[Tutor] deriving class from file to handle input line numbers?

Kent Johnson kent37 at tds.net
Tue Aug 16 12:56:47 CEST 2005

Duncan Gibson wrote:
> I was sure that this must be a frequently asked [homework?] question,
> but trying to search for 'file open line number' didn't throw up the
> sort of answers I was looking for, so here goes...
> I regularly write parsers for simple input files, and I need to give
> helpful error messages if the input is invalid. The three most helpful
> pieces on information are file name, line number and line content. Of
> course I can use a global variable to track how many times f.readline()
> is called, but I was wondering whether there is a more OO or Python
> way of encapsulating this within a class derived from file.

If you just want to keep track of line numbers as you read the file by lines, you could use enumerate():

f = open('myfile.txt')
for line_number, line in enumerate(f):

For any iterable object, enumerate() returns a sequence of (index, value) for each value in the object.

Your class has the advantage of maintaining the line number internally and customizing readline() to your needs.

More comments inline.


> What I have below is the minimal interface that I could come up with,
> but it is a file adaptor rather than a derived class, and it doesn't
> seem quite clean to me, because I have to open the file externally
> and then pass the file object into the constructor.

Why? You should be able to open the file in the constuctor and provide close() and __del__() methods to close the file.
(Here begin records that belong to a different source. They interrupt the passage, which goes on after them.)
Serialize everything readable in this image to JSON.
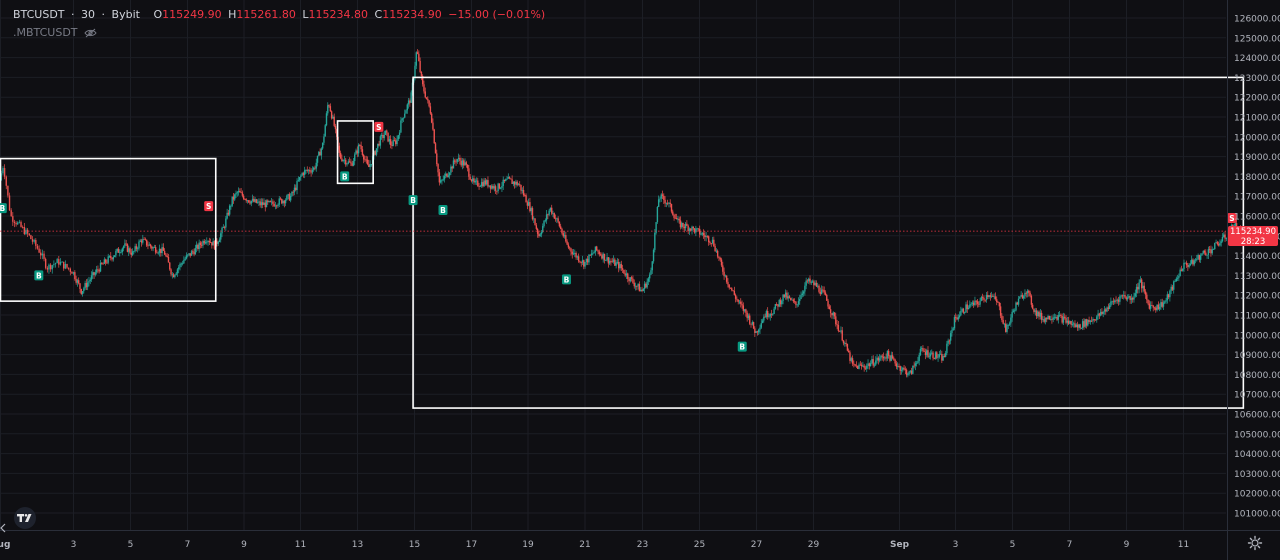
{
  "header": {
    "symbol": "BTCUSDT",
    "sep1": "·",
    "interval": "30",
    "sep2": "·",
    "exchange": "Bybit",
    "open_label": "O",
    "open": "115249.90",
    "high_label": "H",
    "high": "115261.80",
    "low_label": "L",
    "low": "115234.80",
    "close_label": "C",
    "close": "115234.90",
    "change": "−15.00 (−0.01%)",
    "indicator": ".MBTCUSDT"
  },
  "price_tag": {
    "price": "115234.90",
    "countdown": "28:23"
  },
  "colors": {
    "background": "#0f0f13",
    "up": "#26a69a",
    "down": "#ef5350",
    "buy": "#089981",
    "sell": "#f23645",
    "box": "#ffffff"
  },
  "icons": {
    "logo": "tradingview-logo-icon",
    "eye": "eye-crossed-icon",
    "settings": "gear-icon"
  },
  "chart_data": {
    "type": "line",
    "ylim": [
      100000,
      126500
    ],
    "x_ticks": [
      "Aug",
      "3",
      "5",
      "7",
      "9",
      "11",
      "13",
      "15",
      "17",
      "19",
      "21",
      "23",
      "25",
      "27",
      "29",
      "Sep",
      "3",
      "5",
      "7",
      "9",
      "11"
    ],
    "y_ticks": [
      "126000.00",
      "125000.00",
      "124000.00",
      "123000.00",
      "122000.00",
      "121000.00",
      "120000.00",
      "119000.00",
      "118000.00",
      "117000.00",
      "116000.00",
      "115000.00",
      "114000.00",
      "113000.00",
      "112000.00",
      "111000.00",
      "110000.00",
      "109000.00",
      "108000.00",
      "107000.00",
      "106000.00",
      "105000.00",
      "104000.00",
      "103000.00",
      "102000.00",
      "101000.00"
    ],
    "x_day_range": [
      0,
      43
    ],
    "series": [
      {
        "values": [
          [
            0.0,
            117800
          ],
          [
            0.1,
            118600
          ],
          [
            0.3,
            116000
          ],
          [
            0.8,
            115000
          ],
          [
            1.1,
            114200
          ],
          [
            1.3,
            113400
          ],
          [
            1.6,
            113700
          ],
          [
            2.0,
            113200
          ],
          [
            2.3,
            112200
          ],
          [
            2.6,
            112800
          ],
          [
            3.0,
            113500
          ],
          [
            3.4,
            114000
          ],
          [
            3.8,
            114500
          ],
          [
            4.1,
            114100
          ],
          [
            4.4,
            114800
          ],
          [
            4.8,
            114400
          ],
          [
            5.2,
            114200
          ],
          [
            5.5,
            113000
          ],
          [
            5.9,
            113800
          ],
          [
            6.3,
            114300
          ],
          [
            6.7,
            114900
          ],
          [
            7.0,
            114500
          ],
          [
            7.3,
            115400
          ],
          [
            7.6,
            116800
          ],
          [
            7.8,
            117200
          ],
          [
            8.2,
            116800
          ],
          [
            8.6,
            116600
          ],
          [
            9.0,
            116600
          ],
          [
            9.4,
            116800
          ],
          [
            9.7,
            117000
          ],
          [
            10.1,
            118200
          ],
          [
            10.5,
            118400
          ],
          [
            10.8,
            119600
          ],
          [
            11.0,
            121800
          ],
          [
            11.2,
            120600
          ],
          [
            11.4,
            119000
          ],
          [
            11.8,
            118600
          ],
          [
            12.1,
            119600
          ],
          [
            12.4,
            118400
          ],
          [
            12.8,
            119800
          ],
          [
            13.0,
            120200
          ],
          [
            13.2,
            119600
          ],
          [
            13.4,
            119800
          ],
          [
            13.6,
            121000
          ],
          [
            13.9,
            122000
          ],
          [
            14.1,
            124400
          ],
          [
            14.3,
            122600
          ],
          [
            14.6,
            121200
          ],
          [
            14.9,
            117600
          ],
          [
            15.2,
            118200
          ],
          [
            15.5,
            118900
          ],
          [
            15.8,
            118600
          ],
          [
            16.1,
            117600
          ],
          [
            16.5,
            117700
          ],
          [
            16.9,
            117400
          ],
          [
            17.3,
            117800
          ],
          [
            17.7,
            117600
          ],
          [
            18.1,
            116400
          ],
          [
            18.4,
            115000
          ],
          [
            18.8,
            116400
          ],
          [
            19.1,
            115600
          ],
          [
            19.4,
            114500
          ],
          [
            19.7,
            114000
          ],
          [
            20.0,
            113600
          ],
          [
            20.4,
            114300
          ],
          [
            20.8,
            113800
          ],
          [
            21.2,
            113500
          ],
          [
            21.6,
            112800
          ],
          [
            22.0,
            112200
          ],
          [
            22.3,
            113000
          ],
          [
            22.6,
            117000
          ],
          [
            22.9,
            116700
          ],
          [
            23.3,
            115600
          ],
          [
            23.7,
            115400
          ],
          [
            24.1,
            115100
          ],
          [
            24.5,
            114700
          ],
          [
            24.8,
            113400
          ],
          [
            25.1,
            112400
          ],
          [
            25.4,
            111600
          ],
          [
            25.7,
            111000
          ],
          [
            26.0,
            110100
          ],
          [
            26.3,
            111000
          ],
          [
            26.6,
            111200
          ],
          [
            27.0,
            112000
          ],
          [
            27.4,
            111500
          ],
          [
            27.8,
            112700
          ],
          [
            28.1,
            112500
          ],
          [
            28.4,
            112000
          ],
          [
            28.7,
            111000
          ],
          [
            29.0,
            110000
          ],
          [
            29.4,
            108400
          ],
          [
            29.8,
            108400
          ],
          [
            30.2,
            108700
          ],
          [
            30.6,
            109000
          ],
          [
            31.0,
            108400
          ],
          [
            31.4,
            108000
          ],
          [
            31.8,
            109200
          ],
          [
            32.2,
            109000
          ],
          [
            32.6,
            108800
          ],
          [
            33.0,
            110800
          ],
          [
            33.4,
            111400
          ],
          [
            33.8,
            111600
          ],
          [
            34.2,
            112100
          ],
          [
            34.5,
            111600
          ],
          [
            34.8,
            110200
          ],
          [
            35.1,
            111400
          ],
          [
            35.5,
            112300
          ],
          [
            35.8,
            111200
          ],
          [
            36.1,
            110800
          ],
          [
            36.5,
            111000
          ],
          [
            36.9,
            110700
          ],
          [
            37.3,
            110400
          ],
          [
            37.7,
            110700
          ],
          [
            38.1,
            111000
          ],
          [
            38.5,
            111600
          ],
          [
            38.9,
            112000
          ],
          [
            39.2,
            111800
          ],
          [
            39.5,
            112700
          ],
          [
            39.8,
            111500
          ],
          [
            40.1,
            111400
          ],
          [
            40.4,
            111700
          ],
          [
            40.7,
            112600
          ],
          [
            41.0,
            113500
          ],
          [
            41.3,
            113600
          ],
          [
            41.7,
            114100
          ],
          [
            42.0,
            114300
          ],
          [
            42.3,
            114700
          ],
          [
            42.6,
            115100
          ],
          [
            42.8,
            115600
          ],
          [
            43.0,
            115235
          ]
        ]
      }
    ],
    "signals": [
      {
        "label": "B",
        "x": 0.05,
        "y": 116400,
        "side": "buy"
      },
      {
        "label": "B",
        "x": 1.05,
        "y": 113000,
        "side": "buy"
      },
      {
        "label": "S",
        "x": 6.75,
        "y": 116500,
        "side": "sell"
      },
      {
        "label": "B",
        "x": 11.55,
        "y": 118000,
        "side": "buy"
      },
      {
        "label": "S",
        "x": 12.75,
        "y": 120500,
        "side": "sell"
      },
      {
        "label": "B",
        "x": 13.95,
        "y": 116800,
        "side": "buy"
      },
      {
        "label": "B",
        "x": 15.0,
        "y": 116300,
        "side": "buy"
      },
      {
        "label": "B",
        "x": 19.35,
        "y": 112800,
        "side": "buy"
      },
      {
        "label": "B",
        "x": 25.5,
        "y": 109400,
        "side": "buy"
      },
      {
        "label": "S",
        "x": 42.7,
        "y": 115900,
        "side": "sell"
      }
    ],
    "boxes": [
      {
        "x": [
          0.0,
          7.0
        ],
        "y": [
          111700,
          118900
        ]
      },
      {
        "x": [
          11.3,
          12.55
        ],
        "y": [
          117650,
          120800
        ]
      },
      {
        "x": [
          13.95,
          43.1
        ],
        "y": [
          106300,
          123000
        ]
      }
    ],
    "last_price": 115234.9
  }
}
What problem did you have when deriving from file? 

> class LineCountedInputFile(object):
>     """
>     add input line count to minimal input File interface
>     The file must be opened externally, and then passed into the
>     constructor.  All access should occur through the readLine method,
>     and not using normal File methods on the external file variable,
>     otherwise things will get out of sync and strange things could
>     happen, including incorrect line number.
>     """
>     __slots__ = (
>             '_inputFile',
>             '_lineNumber')

__slots__ is overkill, it is intended as a way to save memory in classes that will have many instances, and discouraged otherwise.

>     def __init__(self, inputFile):
>         """
>         create a LineCountedInputFile adaptor object
>         :param inputFile: existing File object already open for reading only
>         :type  inputFile: `File`
>         """
>         assert isinstance(inputFile, file)
>         assert not inputFile.closed and inputFile.mode == 'r'
>         self._inputFile = inputFile
>         self._lineNumber = 0
>     #----------------------------------------------------------------------
>     def readLine(self):

I would call this method readline() to match what file does.

>         """
>         call file.readline(), strip excess whitespace, increment line number
>         :return: next line of text from file minus excess whitespace, or
>                 None at end-of-file
>         :rtype:  str
>         """
>         line = self._inputFile.readline()
>         if len(line) == 0:
>             return None
>         self._lineNumber += 1
>         return line.strip()
>     #----------------------------------------------------------------------
>     def _get_fileName(self):
>         return self._inputFile.name
>     fileName = property(_get_fileName, None, None, """(read-only)""")

Maybe just call this property 'name' to match what file does.
>     #----------------------------------------------------------------------
>     def _get_lineNumber(self):
>         return self._lineNumber
>     lineNumber = property(_get_lineNumber, None, None, """(read-only)""")

The use of properties to make read-only attributes might be overkill also. I would just have a lineNumber attribute but that is more of a judgement call.